Distance based prefetching algorithms for mining of the sporadic requests associations
Vadim Voevodkin, Andrey Sokolov
TL;DR
The paper tackles reducing storage latency by improving prefetching of sporadic read requests. It introduces the Distance Based Sporadic Prefetcher (DBSP), a lightweight algorithm that uses distances between request histories and three tables to identify associations. The authors provide a rigorous evaluation methodology and demonstrate that DBSP outperforms the Mithril baseline with modest increases in cache hit ratio and acceptable storage overhead.

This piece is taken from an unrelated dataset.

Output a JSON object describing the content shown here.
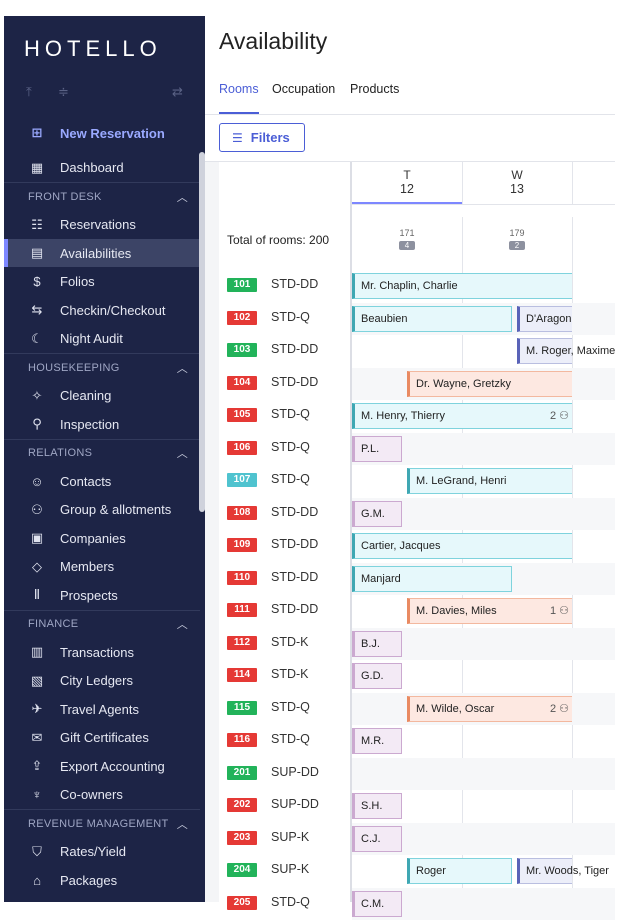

The work offers practical integration guidance and a framework for consistent comparison of sporadic prefetchers across storage systems.
Abstract
Modern storage systems intensively utilize data prefetching algorithms while processing sequences of the read requests. Performance of the prefetching algorithm (for instance increase of the cache hit ratio of the cache system - CHR) directly affects overall performance characteristics of the storage system (read latency, IOPS, etc.). There are widely known prefetching algorithms that are focused on the discovery of the sequential patterns in the stream of requests. This study examines a family of prefetching algorithms that is focused on mining of the pseudo random (sporadic) patterns between read requests - sporadic prefetching algorithms. The key contribution of this paper is that it discovers a new, lightweight family of distance-based sporadic prefetching algorithms (DBSP) that outperforms the best previously known results on MSR traces collection.Another important contribution of this paper is a thorough description of the procedure for comparing the performance of sporadic prefetchers.